Nah, yang harus dilakukan pengelola pelud itu ialah bagaimana
membuat "sangkar dan memelihara agar angsa itu tetap rajin
bertelur." "Banyak cara mencari uang dari pelud, karena bandar
udara kini bukan sekedar berfungsi melayani pesawat yang
mendarat dan mau terbang. Tapi sudah menjadi pusat bisnis
besar," kata Martin C. van Gent, 56 tahun, konsultan manajemen
Pelud Schiphol, Negeri Belanda, yang juga konsultan Perum
Angkasa Pura (PAP) sejak 6 bulan lalu.
Setiap sudut pelud -- asal dikelola dan direncanakan secara
matang -- bisa menghasilkan duit.

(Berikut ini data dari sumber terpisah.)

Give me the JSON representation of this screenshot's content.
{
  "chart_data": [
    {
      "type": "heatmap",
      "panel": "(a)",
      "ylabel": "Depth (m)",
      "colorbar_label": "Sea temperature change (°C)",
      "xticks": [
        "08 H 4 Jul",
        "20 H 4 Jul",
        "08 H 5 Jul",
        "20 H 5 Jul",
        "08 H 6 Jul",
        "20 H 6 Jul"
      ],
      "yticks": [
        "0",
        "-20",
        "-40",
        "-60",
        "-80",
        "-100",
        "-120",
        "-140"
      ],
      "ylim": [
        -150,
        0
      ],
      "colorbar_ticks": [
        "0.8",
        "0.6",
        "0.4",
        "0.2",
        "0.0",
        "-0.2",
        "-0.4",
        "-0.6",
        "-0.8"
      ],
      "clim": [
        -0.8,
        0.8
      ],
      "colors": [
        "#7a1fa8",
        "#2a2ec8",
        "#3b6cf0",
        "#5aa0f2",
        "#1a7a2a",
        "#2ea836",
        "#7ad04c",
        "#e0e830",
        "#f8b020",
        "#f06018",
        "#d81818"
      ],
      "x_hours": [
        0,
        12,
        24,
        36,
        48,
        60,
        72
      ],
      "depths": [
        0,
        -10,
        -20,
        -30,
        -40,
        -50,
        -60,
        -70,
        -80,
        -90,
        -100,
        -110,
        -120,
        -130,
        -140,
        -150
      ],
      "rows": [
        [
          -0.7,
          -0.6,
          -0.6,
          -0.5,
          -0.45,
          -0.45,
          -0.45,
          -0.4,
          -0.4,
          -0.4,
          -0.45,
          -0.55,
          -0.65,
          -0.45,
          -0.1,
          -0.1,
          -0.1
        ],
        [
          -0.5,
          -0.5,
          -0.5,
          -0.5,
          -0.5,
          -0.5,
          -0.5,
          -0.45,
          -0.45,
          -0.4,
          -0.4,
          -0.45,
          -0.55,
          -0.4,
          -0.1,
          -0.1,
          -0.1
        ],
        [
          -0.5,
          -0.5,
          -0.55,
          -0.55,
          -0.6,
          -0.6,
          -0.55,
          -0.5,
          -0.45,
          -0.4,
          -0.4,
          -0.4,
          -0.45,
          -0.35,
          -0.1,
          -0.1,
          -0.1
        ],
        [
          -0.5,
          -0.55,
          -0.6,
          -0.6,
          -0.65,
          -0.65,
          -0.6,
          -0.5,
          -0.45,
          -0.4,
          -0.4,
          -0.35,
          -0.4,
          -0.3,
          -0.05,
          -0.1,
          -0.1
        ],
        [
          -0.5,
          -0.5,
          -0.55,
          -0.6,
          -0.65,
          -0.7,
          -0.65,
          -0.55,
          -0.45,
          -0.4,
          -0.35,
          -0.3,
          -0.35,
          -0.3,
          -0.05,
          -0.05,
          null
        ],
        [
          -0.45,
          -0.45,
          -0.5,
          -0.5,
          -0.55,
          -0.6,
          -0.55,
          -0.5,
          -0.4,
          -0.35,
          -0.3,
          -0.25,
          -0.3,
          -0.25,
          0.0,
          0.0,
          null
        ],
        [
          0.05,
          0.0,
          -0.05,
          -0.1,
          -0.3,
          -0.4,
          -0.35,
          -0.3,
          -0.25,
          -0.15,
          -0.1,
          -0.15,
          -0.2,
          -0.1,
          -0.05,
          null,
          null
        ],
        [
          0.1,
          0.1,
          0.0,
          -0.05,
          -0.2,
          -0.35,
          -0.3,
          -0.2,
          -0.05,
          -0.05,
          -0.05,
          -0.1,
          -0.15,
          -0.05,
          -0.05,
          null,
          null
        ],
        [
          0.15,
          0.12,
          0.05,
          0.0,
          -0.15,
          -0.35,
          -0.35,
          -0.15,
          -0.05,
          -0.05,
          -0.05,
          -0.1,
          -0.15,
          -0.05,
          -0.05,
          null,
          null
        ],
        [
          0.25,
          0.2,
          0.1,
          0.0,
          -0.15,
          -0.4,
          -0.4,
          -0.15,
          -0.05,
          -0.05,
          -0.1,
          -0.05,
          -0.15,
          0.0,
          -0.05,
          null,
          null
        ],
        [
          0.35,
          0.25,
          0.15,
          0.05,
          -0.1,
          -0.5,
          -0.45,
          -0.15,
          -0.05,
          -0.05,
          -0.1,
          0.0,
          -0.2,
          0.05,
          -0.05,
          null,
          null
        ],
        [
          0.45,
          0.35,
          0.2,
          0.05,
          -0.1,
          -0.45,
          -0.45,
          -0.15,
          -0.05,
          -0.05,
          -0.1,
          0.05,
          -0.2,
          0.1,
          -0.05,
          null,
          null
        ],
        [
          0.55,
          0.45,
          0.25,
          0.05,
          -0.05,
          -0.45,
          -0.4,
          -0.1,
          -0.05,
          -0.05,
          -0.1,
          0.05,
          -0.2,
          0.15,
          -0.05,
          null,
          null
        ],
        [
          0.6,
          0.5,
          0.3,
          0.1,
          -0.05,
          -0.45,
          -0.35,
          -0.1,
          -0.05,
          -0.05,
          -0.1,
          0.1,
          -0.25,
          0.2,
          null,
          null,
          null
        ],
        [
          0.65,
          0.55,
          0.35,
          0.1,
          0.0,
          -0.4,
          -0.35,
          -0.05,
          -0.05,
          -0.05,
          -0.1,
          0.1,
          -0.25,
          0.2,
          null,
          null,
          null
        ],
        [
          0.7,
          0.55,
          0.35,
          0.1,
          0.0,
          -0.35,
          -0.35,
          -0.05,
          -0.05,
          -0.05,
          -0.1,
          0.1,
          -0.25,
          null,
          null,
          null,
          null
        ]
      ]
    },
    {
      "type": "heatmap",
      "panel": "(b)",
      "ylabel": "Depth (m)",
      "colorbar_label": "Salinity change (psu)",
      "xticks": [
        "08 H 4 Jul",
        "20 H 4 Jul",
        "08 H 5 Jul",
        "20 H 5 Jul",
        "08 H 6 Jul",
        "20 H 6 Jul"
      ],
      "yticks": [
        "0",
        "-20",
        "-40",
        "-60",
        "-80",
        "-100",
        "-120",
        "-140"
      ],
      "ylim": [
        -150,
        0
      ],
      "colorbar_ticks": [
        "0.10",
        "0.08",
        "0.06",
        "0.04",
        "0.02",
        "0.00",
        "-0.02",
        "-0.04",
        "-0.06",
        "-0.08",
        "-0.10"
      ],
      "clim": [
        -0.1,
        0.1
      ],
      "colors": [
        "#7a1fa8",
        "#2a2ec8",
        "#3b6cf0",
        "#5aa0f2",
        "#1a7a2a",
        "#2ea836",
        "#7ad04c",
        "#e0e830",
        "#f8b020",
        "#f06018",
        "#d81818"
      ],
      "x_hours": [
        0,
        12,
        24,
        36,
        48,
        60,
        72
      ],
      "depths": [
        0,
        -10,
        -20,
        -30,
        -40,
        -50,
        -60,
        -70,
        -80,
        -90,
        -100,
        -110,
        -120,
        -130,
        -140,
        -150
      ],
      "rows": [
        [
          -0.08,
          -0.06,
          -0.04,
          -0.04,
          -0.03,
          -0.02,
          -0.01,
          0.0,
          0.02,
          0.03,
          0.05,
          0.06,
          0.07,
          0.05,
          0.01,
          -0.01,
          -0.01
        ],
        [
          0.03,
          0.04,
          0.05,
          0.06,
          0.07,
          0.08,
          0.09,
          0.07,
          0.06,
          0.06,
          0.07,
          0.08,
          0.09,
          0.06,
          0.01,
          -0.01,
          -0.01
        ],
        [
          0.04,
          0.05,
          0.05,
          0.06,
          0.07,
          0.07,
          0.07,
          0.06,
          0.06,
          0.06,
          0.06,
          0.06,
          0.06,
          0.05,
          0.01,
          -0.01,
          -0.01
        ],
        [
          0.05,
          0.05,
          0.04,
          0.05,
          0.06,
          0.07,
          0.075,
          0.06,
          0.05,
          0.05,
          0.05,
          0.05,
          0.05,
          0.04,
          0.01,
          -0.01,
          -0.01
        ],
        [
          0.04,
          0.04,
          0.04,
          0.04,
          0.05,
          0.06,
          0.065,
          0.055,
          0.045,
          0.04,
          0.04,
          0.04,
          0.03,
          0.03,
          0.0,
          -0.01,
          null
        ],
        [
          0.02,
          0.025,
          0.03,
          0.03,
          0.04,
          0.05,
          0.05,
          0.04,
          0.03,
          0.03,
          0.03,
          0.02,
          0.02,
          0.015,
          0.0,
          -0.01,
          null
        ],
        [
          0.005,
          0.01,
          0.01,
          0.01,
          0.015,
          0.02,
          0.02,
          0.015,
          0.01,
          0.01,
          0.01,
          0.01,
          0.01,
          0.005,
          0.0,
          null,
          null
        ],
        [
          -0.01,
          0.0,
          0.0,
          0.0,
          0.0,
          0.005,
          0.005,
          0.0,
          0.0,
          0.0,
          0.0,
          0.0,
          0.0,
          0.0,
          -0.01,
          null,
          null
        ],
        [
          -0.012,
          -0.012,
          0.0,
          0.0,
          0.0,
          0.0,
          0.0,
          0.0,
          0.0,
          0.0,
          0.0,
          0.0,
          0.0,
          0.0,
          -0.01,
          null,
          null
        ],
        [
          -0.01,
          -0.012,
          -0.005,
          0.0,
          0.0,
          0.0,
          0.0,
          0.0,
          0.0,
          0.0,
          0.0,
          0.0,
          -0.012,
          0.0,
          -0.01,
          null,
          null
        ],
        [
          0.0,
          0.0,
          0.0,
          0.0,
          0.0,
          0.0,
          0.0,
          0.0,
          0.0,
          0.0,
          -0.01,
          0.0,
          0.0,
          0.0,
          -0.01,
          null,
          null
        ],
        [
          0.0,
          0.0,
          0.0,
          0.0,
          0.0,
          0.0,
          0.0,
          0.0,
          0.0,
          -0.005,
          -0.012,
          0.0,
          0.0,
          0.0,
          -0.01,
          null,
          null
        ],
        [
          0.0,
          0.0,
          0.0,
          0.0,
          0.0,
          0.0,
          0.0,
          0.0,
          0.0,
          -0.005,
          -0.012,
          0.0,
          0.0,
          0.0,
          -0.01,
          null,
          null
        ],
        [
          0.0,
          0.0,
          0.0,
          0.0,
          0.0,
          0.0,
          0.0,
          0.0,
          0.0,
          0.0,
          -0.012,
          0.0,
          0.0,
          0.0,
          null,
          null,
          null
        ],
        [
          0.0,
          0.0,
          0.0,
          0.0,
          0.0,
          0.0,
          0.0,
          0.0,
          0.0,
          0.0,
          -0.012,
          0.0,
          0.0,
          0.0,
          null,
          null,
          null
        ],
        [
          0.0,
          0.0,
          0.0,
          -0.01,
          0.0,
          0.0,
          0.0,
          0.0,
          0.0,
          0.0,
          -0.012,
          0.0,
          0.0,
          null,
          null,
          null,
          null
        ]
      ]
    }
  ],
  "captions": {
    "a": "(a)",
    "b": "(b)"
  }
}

Kecuali memungut pembayaran
dari lalu-lintas pesawat terbang, perusahaan pengelola juga bisa
memetik penghasilan dari sewa tempat pelayanan umum, parkir
mobil, bursa valuta asing, gudang, restoran dan lainlain.
"Panen telur emas" itu juga dinikmati PAP yang sejak 1974
diserahi mengelola tiga pelud komersial: Halim Perdanakusuma dan
Kemayoran (Jakarta), serta Ngurah Rai (Denpasar). Tahun lalu,
misalnya, penghasilan PAP Rp 19 milyar -- sebagian besar,
sekitar 81% (Rp 15,5 milyar) masih bersumber dari pos
aeronautica yang berhubungan dengan pelayanan penerbangan.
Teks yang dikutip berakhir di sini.